Rather than evolving away from that original purpose, our parks are today actually becoming more and more important for protecting the city’s seven watersheds.

As Philadelphians gather for Love Your Park Week—a celebration of our green spaces involving more than 80 volunteer service days and 40-plus special events in parks across Philadelphia from May 13-21—many of them will be tending to Parks and Recreation facilities that now feature special green tools created through the Green City, Clean Waters program.

The Philadelphia Water Department’s partnership with Parks and Recreation has been essential in achieving the ambitious goals of Green City, Clean Waters: drastically reducing pollution from runoff and sewer overflows through the creation of green infrastructure systems that soak up water from storms while creating new green spaces in our neighborhoods.

In 2016, Philadelphia celebrated the program’s fifth year and the fact that we’re exceeding greening and water quality targets set back when PWD proposed the nation’s first large-scale green stormwater infrastructure program.

Without the robust support of Parks and Recreation, the Fairmount Park Conservancy and groups like the Pennsylvania Horticultural Society and the Trust for Public Land, that might not be the case.

Centennial Commons Ground Breaking: Green Upgrades to Protect Philly Waterways

This rendering of the Parkside Edge improvements shows the location of rain gardens that add landscaping to the area while managing stormwater from local streets and protecting the Schuylkill River. Credit: Fairmount Park Conservancy, Philadelphia Parks and Recreation, Studio|Bryan Hanes
This rendering of the Parkside Edge improvements shows the location of rain gardens that add landscaping to the area while managing stormwater from local streets and protecting the Schuylkill River.
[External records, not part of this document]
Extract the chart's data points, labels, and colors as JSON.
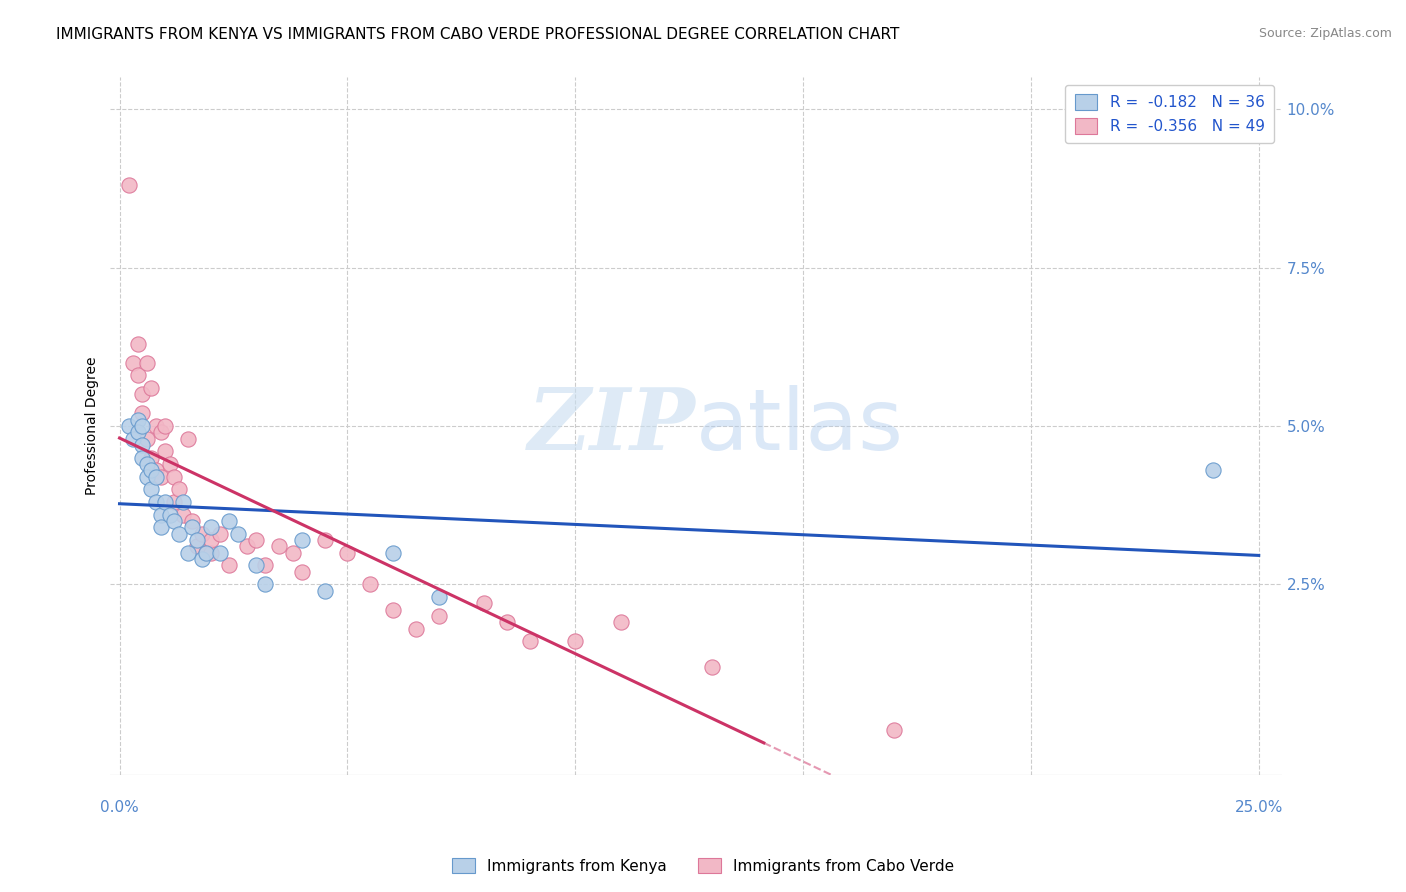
{
  "title": "IMMIGRANTS FROM KENYA VS IMMIGRANTS FROM CABO VERDE PROFESSIONAL DEGREE CORRELATION CHART",
  "source": "Source: ZipAtlas.com",
  "ylabel": "Professional Degree",
  "x_tick_labels_bottom": [
    "0.0%",
    "25.0%"
  ],
  "x_tick_vals_bottom": [
    0.0,
    0.25
  ],
  "y_tick_labels_right": [
    "10.0%",
    "7.5%",
    "5.0%",
    "2.5%"
  ],
  "y_tick_vals": [
    0.1,
    0.075,
    0.05,
    0.025
  ],
  "x_grid_vals": [
    0.0,
    0.05,
    0.1,
    0.15,
    0.2,
    0.25
  ],
  "xlim": [
    -0.002,
    0.255
  ],
  "ylim": [
    -0.005,
    0.105
  ],
  "kenya_R": -0.182,
  "kenya_N": 36,
  "caboverde_R": -0.356,
  "caboverde_N": 49,
  "kenya_color": "#b8d0e8",
  "caboverde_color": "#f2b8c6",
  "kenya_edge_color": "#6699cc",
  "caboverde_edge_color": "#dd7799",
  "kenya_line_color": "#2255bb",
  "caboverde_line_color": "#cc3366",
  "kenya_scatter_x": [
    0.002,
    0.003,
    0.004,
    0.004,
    0.005,
    0.005,
    0.005,
    0.006,
    0.006,
    0.007,
    0.007,
    0.008,
    0.008,
    0.009,
    0.009,
    0.01,
    0.011,
    0.012,
    0.013,
    0.014,
    0.015,
    0.016,
    0.017,
    0.018,
    0.019,
    0.02,
    0.022,
    0.024,
    0.026,
    0.03,
    0.032,
    0.04,
    0.045,
    0.06,
    0.07,
    0.24
  ],
  "kenya_scatter_y": [
    0.05,
    0.048,
    0.051,
    0.049,
    0.05,
    0.047,
    0.045,
    0.044,
    0.042,
    0.043,
    0.04,
    0.042,
    0.038,
    0.036,
    0.034,
    0.038,
    0.036,
    0.035,
    0.033,
    0.038,
    0.03,
    0.034,
    0.032,
    0.029,
    0.03,
    0.034,
    0.03,
    0.035,
    0.033,
    0.028,
    0.025,
    0.032,
    0.024,
    0.03,
    0.023,
    0.043
  ],
  "caboverde_scatter_x": [
    0.002,
    0.003,
    0.004,
    0.004,
    0.005,
    0.005,
    0.006,
    0.006,
    0.007,
    0.007,
    0.008,
    0.008,
    0.009,
    0.009,
    0.01,
    0.01,
    0.011,
    0.012,
    0.012,
    0.013,
    0.014,
    0.015,
    0.016,
    0.017,
    0.018,
    0.019,
    0.02,
    0.02,
    0.022,
    0.024,
    0.028,
    0.03,
    0.032,
    0.035,
    0.038,
    0.04,
    0.045,
    0.05,
    0.055,
    0.06,
    0.065,
    0.07,
    0.08,
    0.085,
    0.09,
    0.1,
    0.11,
    0.13,
    0.17
  ],
  "caboverde_scatter_y": [
    0.088,
    0.06,
    0.063,
    0.058,
    0.055,
    0.052,
    0.06,
    0.048,
    0.056,
    0.045,
    0.05,
    0.043,
    0.049,
    0.042,
    0.05,
    0.046,
    0.044,
    0.038,
    0.042,
    0.04,
    0.036,
    0.048,
    0.035,
    0.031,
    0.033,
    0.03,
    0.03,
    0.032,
    0.033,
    0.028,
    0.031,
    0.032,
    0.028,
    0.031,
    0.03,
    0.027,
    0.032,
    0.03,
    0.025,
    0.021,
    0.018,
    0.02,
    0.022,
    0.019,
    0.016,
    0.016,
    0.019,
    0.012,
    0.002
  ],
  "watermark_zip": "ZIP",
  "watermark_atlas": "atlas",
  "background_color": "#ffffff",
  "grid_color": "#cccccc",
  "title_fontsize": 11,
  "label_fontsize": 10,
  "tick_fontsize": 11,
  "legend_fontsize": 11,
  "source_fontsize": 9
}
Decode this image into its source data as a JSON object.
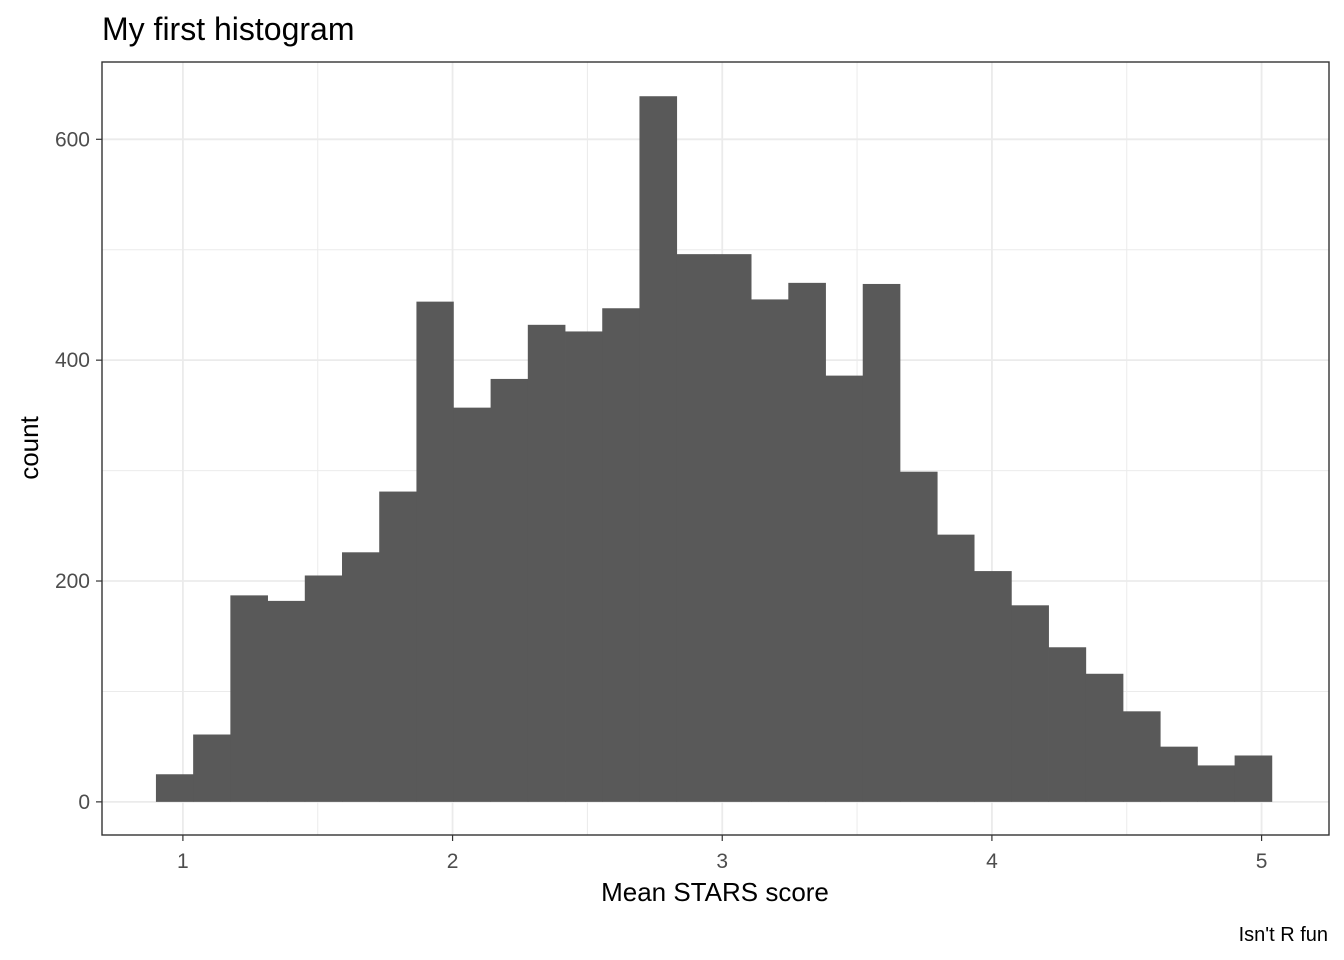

Credit: Fairmount Park Conservancy, Philadelphia Parks and Recreation, Studio|Bryan Hanes

The Philadelphia Water Department joined partners in kicking off major improvements coming to Fairmount Park’s Centennial District during a ground breaking ceremony on Thursday, April 20.

Representing the first phase of the Centennial Commons project—an ambitious plan connecting nearby Parkside residents to the area of West Fairmount Park that once hosted the famed Centennial Exhibition of 1876—the event took place at 41st Street and Parkside Avenue.

This initial phase of the project includes Green City, Clean Waters investments that will bring natural landscaping features to the upgraded park. Mostly managing stormwater from the streets of the adjacent Parkside neighborhood, the series of new rain gardens, featuring native plants, will keep millions of gallons of polluted water out of local waterways each year.